Точно так же несколько недель назад он не стал расспрашивать ее, когда та вернулась с прогулки и вдруг объявила, что время праздности, отдыха и расслабленной жизни, растянувшееся на многие годы, подошло к концу. Возможно, сказала Себастьяна, поездка в Рим вдохнет в нее жизнь, воодушевит и заставит снова взяться за кисти и краски. Эта мысль понравилась ее возлюбленному, и он пошел упаковывать вещи для предстоящего путешествия. Вскоре они заперли ворота замка Равендаль и двинулись в путь, прихватив с собою Ромео с его Деришем — правда, лишь для того, чтобы отправить эту парочку отдыхать на берега Средиземного моря вместе с Малуэндой, наперсницей Себастьяны. Ромео вскоре оставил как экипаж, так и своих недавних спутников, чтобы насладиться осознанием того обстоятельства, что ступает по белому песку, а не белому снегу. Конечно, Ромео знал правду об истинной причине отъезда. Ах, как приятно мне было прочесть на страницах книги Себастьяны о том, что Ромео передавал мне привет! О, какими красивыми показались мне те строчки, где она сообщала об этом!

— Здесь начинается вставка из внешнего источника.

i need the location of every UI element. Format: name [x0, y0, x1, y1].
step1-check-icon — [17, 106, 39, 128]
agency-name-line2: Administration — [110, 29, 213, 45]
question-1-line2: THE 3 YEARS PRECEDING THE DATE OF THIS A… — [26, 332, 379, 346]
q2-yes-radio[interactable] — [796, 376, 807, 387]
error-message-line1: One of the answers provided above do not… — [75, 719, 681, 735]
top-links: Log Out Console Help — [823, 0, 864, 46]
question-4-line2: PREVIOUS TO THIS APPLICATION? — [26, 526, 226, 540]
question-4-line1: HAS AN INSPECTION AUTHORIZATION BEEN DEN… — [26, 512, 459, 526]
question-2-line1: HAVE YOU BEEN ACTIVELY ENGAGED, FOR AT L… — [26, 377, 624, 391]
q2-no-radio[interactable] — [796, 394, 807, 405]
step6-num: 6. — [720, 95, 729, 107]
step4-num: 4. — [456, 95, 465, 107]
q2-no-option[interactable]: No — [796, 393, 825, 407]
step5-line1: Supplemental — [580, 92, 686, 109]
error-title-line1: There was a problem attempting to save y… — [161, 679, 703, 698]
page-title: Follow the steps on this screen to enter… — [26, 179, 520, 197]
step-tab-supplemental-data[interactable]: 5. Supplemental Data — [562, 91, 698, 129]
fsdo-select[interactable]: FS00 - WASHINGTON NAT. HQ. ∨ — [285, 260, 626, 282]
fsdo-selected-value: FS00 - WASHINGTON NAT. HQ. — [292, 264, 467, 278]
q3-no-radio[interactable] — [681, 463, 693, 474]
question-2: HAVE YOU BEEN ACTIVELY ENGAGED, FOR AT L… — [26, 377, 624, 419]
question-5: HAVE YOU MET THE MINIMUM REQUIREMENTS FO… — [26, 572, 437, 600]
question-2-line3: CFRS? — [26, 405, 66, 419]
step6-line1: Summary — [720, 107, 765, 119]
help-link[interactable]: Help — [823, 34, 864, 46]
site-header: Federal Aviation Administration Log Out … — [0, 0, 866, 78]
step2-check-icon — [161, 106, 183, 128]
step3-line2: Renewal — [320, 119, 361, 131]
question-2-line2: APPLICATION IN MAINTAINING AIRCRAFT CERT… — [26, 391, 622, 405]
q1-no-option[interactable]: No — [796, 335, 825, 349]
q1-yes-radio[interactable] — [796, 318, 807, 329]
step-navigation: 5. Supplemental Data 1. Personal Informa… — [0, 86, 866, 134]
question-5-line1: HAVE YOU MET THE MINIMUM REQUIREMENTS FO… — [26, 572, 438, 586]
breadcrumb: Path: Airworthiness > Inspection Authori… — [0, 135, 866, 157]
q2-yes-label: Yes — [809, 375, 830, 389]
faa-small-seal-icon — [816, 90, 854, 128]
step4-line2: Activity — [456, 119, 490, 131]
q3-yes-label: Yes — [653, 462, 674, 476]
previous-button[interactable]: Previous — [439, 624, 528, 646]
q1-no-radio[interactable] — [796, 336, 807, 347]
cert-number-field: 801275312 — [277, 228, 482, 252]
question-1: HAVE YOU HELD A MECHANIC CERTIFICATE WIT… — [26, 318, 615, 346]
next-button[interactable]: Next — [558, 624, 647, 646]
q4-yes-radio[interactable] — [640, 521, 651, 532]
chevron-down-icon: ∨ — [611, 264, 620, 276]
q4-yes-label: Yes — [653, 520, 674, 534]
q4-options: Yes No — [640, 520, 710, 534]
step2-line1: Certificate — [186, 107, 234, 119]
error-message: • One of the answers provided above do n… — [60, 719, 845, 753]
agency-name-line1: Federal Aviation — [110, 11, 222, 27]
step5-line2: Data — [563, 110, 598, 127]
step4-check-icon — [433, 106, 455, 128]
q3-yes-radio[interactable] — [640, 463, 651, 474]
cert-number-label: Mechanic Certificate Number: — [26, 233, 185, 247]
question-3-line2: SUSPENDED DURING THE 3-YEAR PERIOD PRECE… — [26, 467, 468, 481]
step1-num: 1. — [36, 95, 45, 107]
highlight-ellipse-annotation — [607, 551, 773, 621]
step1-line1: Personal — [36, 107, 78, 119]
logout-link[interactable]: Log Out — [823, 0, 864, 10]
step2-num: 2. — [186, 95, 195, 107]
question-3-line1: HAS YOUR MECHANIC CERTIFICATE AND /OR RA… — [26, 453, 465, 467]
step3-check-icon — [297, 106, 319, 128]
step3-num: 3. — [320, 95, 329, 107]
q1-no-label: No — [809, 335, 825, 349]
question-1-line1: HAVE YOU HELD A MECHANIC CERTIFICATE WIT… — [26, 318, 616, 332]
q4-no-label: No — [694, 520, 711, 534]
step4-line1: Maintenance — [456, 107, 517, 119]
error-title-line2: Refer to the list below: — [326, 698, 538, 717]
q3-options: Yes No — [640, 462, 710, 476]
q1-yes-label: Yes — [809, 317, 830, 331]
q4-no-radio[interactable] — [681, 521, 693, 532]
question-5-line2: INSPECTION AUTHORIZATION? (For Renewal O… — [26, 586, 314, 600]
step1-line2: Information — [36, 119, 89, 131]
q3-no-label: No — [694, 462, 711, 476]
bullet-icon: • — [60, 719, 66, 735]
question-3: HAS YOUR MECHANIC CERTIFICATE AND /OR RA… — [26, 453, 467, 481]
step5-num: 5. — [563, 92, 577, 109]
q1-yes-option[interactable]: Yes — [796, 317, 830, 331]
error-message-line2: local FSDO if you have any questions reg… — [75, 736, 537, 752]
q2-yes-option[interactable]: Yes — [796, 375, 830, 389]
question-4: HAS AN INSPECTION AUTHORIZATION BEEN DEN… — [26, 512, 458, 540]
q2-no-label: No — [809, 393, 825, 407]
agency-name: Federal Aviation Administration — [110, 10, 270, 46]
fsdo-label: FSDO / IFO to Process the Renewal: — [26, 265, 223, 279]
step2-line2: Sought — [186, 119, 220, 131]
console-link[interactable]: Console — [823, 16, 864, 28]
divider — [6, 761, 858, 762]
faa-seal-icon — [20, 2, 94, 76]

Не знаю, была ли то уловка, или это в действительности интересовало Себастьяну, но далее на страницах ее книги разворачивалось — как в описаниях, так и в набросках — типичное путешествие по Вечному городу, какое проделал бы на ее месте любой художник. И хотя в своей прежней книге Себастьяна заявляла, что искусством следует наслаждаться tout seule,[163] дабы впечатления спутника не мешали чистоте восприятия, Асмодей в Риме сопровождал ее повсюду. Я поняла, что его ревность ничуть не уменьшилась, хотя прошедшие пятьдесят лет должны были доказать, что Себастьяна всецело принадлежит ему, как и он ей. И никто — ни один человек, ни одна женщина, ни ведьма или какое-либо иное существо, ни житель царства света, ни обитатель мира теней — не разлучит их. Они представляли собой единое целое, неразделимое, как скульптурная группа — одна из тех, которые они во множестве видели в музеях Рима.